A famous quote says: “Life is not about the destination, it’s about the journey.” Wise words, often true, yet not exclusively. Because let’s be honest, sometimes, in order to reach a certain goal, you have to endure quite a bit of not-so-pretty things. And sometimes, it’s all worth it in the end, while other times, it’s definitely not. Yet we’re getting side-tracked because this isn’t a life lesson nor a philosophy course. Today, we’re talking about train travel and more precisely train stations. Because sometimes, it’s all about the destination.
Since we’re getting more and more aware of the climate catastrophe which is our planet, many of us try to change our behavior. By eating less meat or more local food. By trying to consume less in general. By taking the train instead of the plane.
Train vs. plane
For a long time, train travel used to be the means of transportation par excellence. When people had to go somewhere near or far, they jumped on a train, looked outside their window for the whole journey and then, eventually, got off. Yet somewhere throughout the course of history, we decided en masse to exchange the train for the plane. No more looking outside our window, no more awareness of the landscape, no more slow travelling. We want to reach our destination as fast as possible, as cheap as possible. Yet all of that started to take its toll on our climate.
Luckily, more and more people are choosing once again to take the train. Because yes, the journey really does matter. And so does the destination – especially if you arrive in one of these train stations, considered as some of the most beautiful in Europe.
1. Antwerp Central Railway Station, Belgium
Let’s start off in Belgium today. Aside from Manneken Pis and the Atomium, one of Belgium’s most famous sights is probably Antwerp’s Central Railway Station aka Antwerpen-Centraal. It was built between 1895 and 1905 after the design of architect Louis Delacenserie in a style so eclectic most specialists aren’t sure what to call it. Everything, from the marble tiles to the stained glass and the majestic clock breaths luxury. Oh, and it was named the world’s greatest train station by Mashable in 2014, so we’re not the only ones to think this is an awesome building.
2. London St Pancras Station, United Kingdom
Anyone who’s ever travelled to London by Eurostar will have seen the St Pancras railway station in all its splendor. The red brick building was finished in 1968 following the plans of civil engineer William Henry Barlow, commissioned by the Midland Railway which at the time didn’t have a dedicated line into London. They also added a hotel into the façade which is now the St. Pancras Renaissance London Hotel. Nowadays, the station’s the international railway hub of the city and a very recognizable landmark.
3. São Bento Train Station, Porto, Portugal
Built a bit later than the stations discussed so far, the São Bento Train Station was officially finished in 1916 after plans by the architect José Marques da Silva. Yet more famous than da Silva is probably the man who designed the panels of azulejo tiles for which the station’s so well-known: Jorge Colaço. The murals and tiles on the walls of the station’s vestibule represent the country’s history and rural scenes from all over Portugal. And quite honestly, they’re not just pleasant to look at but also a welcome distraction while waiting for your train to arrive.

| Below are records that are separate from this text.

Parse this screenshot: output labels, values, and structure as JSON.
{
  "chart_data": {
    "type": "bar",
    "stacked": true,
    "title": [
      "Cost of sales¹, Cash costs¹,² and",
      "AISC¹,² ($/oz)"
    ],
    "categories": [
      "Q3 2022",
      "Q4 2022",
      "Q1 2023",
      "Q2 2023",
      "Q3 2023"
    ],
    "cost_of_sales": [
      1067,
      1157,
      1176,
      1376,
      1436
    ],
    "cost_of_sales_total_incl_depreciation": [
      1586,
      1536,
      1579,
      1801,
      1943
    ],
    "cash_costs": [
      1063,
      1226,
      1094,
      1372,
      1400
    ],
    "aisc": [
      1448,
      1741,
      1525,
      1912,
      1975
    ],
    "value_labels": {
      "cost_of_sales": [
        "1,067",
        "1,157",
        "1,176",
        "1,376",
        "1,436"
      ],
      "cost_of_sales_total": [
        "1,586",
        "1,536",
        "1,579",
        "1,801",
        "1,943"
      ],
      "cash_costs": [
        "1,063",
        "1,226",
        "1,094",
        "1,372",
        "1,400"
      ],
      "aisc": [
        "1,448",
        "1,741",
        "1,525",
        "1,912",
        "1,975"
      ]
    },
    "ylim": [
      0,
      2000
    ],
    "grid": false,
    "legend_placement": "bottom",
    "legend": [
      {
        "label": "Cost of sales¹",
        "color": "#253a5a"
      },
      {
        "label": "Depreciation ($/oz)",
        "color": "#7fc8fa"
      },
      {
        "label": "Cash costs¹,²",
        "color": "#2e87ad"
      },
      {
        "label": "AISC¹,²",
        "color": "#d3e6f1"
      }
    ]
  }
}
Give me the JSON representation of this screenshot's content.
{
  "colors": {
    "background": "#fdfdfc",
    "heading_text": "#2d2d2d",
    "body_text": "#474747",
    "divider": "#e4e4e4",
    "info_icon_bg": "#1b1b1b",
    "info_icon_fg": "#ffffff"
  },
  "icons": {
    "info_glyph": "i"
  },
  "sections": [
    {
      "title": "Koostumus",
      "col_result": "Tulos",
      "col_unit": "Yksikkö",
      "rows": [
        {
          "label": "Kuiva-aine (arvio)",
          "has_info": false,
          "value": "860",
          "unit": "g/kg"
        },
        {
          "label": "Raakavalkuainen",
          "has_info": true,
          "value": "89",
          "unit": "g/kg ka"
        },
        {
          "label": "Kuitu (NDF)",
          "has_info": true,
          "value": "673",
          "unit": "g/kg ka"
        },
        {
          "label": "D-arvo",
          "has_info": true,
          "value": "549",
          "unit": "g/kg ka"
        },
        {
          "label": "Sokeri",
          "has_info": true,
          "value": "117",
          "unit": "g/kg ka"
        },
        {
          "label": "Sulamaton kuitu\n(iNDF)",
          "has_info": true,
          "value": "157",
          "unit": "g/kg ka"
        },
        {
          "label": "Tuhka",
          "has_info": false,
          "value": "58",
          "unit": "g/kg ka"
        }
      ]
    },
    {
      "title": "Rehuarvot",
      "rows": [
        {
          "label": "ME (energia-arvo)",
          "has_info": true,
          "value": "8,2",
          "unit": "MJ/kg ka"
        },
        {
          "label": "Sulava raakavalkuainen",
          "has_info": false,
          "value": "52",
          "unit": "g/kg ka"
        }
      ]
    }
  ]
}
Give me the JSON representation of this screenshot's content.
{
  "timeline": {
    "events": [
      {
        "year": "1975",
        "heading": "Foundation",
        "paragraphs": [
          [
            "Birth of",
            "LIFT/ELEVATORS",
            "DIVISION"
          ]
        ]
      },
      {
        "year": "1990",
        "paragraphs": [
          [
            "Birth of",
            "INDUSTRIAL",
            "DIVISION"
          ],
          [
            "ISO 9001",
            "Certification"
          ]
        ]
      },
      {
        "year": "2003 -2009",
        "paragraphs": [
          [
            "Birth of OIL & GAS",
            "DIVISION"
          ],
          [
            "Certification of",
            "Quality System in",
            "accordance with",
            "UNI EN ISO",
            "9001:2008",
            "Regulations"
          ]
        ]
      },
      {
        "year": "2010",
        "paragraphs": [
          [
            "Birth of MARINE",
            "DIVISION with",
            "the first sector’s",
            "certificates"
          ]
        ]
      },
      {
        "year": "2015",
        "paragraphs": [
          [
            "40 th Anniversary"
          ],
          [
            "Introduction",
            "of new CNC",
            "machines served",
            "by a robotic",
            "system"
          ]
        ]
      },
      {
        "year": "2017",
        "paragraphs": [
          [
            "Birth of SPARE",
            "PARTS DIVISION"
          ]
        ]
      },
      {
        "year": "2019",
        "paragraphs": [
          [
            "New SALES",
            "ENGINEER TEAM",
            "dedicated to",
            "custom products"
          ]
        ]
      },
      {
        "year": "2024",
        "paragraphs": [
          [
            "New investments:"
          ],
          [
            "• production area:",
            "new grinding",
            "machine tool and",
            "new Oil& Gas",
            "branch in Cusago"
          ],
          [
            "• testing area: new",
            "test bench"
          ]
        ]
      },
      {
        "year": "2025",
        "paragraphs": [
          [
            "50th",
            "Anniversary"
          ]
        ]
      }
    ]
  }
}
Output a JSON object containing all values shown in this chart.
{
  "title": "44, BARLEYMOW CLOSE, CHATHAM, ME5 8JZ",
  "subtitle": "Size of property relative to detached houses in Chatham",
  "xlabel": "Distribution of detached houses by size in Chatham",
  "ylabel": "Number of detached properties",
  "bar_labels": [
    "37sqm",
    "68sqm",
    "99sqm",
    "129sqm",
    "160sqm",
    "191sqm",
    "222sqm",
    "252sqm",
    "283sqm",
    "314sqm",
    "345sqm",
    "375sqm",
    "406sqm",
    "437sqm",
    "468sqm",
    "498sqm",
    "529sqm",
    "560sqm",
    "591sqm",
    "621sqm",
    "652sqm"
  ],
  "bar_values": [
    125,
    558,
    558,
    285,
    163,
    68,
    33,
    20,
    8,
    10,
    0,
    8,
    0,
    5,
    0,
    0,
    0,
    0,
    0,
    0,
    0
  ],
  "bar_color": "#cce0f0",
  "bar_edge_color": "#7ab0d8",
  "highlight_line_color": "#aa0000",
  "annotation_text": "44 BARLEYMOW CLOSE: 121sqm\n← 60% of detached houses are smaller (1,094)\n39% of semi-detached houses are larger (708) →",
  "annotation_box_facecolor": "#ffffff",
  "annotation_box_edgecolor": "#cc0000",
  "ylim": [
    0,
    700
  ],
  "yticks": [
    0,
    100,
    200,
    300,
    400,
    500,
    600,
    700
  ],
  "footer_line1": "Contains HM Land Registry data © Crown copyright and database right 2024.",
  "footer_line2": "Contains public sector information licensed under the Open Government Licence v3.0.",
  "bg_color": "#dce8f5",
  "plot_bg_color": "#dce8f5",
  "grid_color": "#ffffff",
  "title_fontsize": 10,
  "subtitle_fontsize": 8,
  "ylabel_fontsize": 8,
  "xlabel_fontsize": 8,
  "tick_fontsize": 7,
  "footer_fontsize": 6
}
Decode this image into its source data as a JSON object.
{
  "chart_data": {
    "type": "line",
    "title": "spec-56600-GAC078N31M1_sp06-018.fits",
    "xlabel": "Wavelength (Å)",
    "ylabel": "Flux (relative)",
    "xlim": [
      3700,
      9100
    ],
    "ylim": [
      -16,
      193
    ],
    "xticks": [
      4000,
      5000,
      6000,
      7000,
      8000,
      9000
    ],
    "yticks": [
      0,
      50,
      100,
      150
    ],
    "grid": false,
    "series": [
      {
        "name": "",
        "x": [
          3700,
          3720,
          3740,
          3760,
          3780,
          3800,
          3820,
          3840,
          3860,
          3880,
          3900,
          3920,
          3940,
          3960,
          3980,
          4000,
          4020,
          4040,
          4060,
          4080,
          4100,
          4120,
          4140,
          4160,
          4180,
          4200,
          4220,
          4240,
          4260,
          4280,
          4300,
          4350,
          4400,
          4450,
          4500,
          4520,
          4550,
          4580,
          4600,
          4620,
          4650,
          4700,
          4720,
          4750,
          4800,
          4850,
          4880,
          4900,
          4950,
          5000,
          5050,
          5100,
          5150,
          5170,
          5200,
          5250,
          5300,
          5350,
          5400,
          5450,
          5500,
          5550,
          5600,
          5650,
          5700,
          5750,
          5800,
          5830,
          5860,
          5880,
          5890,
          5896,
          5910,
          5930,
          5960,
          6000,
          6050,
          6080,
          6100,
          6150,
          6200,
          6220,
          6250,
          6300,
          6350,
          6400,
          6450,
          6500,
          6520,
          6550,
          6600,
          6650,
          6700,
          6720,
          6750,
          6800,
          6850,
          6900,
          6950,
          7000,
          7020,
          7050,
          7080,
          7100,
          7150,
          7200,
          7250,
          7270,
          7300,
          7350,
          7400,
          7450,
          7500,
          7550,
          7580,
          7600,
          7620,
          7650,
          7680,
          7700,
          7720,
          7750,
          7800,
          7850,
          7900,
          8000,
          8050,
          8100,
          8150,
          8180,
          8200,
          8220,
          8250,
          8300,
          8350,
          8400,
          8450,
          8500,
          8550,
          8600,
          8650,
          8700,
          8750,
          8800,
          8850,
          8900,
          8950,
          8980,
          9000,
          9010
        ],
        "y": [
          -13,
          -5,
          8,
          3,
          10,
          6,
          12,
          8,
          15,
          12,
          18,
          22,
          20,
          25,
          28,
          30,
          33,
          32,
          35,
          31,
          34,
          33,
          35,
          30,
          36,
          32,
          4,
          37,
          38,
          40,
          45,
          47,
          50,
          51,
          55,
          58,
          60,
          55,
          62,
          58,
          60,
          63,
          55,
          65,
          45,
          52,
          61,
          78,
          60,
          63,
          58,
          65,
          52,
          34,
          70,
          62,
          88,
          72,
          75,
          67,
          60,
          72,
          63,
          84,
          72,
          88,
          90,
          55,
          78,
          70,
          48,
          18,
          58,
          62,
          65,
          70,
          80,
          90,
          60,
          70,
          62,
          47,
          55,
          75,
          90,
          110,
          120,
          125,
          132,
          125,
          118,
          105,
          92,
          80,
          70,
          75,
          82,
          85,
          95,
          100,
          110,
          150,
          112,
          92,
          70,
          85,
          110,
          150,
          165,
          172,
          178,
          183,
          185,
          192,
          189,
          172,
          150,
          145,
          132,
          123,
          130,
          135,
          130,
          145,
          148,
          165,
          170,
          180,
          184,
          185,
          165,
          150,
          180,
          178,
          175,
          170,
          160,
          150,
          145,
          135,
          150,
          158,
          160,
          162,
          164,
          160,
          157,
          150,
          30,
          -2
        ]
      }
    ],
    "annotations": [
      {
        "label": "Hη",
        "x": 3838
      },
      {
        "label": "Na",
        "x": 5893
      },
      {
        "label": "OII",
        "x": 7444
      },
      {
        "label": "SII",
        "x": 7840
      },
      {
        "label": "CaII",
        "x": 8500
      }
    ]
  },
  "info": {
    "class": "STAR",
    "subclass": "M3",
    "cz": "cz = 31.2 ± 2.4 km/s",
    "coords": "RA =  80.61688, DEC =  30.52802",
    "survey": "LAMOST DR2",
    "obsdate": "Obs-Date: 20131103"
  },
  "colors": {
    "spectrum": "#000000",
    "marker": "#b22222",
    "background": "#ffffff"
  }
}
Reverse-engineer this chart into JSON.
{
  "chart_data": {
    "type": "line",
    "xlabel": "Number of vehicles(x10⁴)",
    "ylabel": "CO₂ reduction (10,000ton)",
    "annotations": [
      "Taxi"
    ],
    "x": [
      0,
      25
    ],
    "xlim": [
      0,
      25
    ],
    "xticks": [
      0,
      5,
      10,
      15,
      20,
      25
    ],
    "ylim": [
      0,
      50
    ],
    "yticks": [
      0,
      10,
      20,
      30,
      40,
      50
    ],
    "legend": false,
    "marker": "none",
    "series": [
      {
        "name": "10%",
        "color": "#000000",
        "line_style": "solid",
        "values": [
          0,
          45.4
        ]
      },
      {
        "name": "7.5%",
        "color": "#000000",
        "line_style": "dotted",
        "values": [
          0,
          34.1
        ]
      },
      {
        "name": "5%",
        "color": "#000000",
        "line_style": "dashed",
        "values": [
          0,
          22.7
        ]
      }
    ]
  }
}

4. Madrid Atocha Railway Station, Spain
Even though the original building from 1851 was destructed by fire, the current station isn’t so young either: it dates back to 1892. Architect in charge Alberto de Palacio Elissagne collaborated with no one less than Gustave Eiffel for the construction – yes, that’s THE Eiffel. However, a project from the nineties gave the station a new outlook. A new construction was built and the old building was turned into a concourse with shops, cafes and other recreational functions. However, the main attraction is the waiting area, which is actually a 4.000 square meters covered tropical garden. Enough to keep you entertained for a while!
5. Milano Centrale Station, Italy
As we’re talking about architecture, an Italian gem couldn’t miss on this list. And Milano Centrale definitely deserves is, being the largest train station by volume in Europe. For his design architect Ulisse Stacchini was inspired by the Washington Union Station, resulting in a style described as ‘Assyrian-Lombard’. And apparently, according to architect Aldo Rossi, Frank Lloyd Wright once called it “the most beautiful station in the world”. And even though we’re not completely sure whether or not that quote is true, you can’t deny the beauty of this massive building.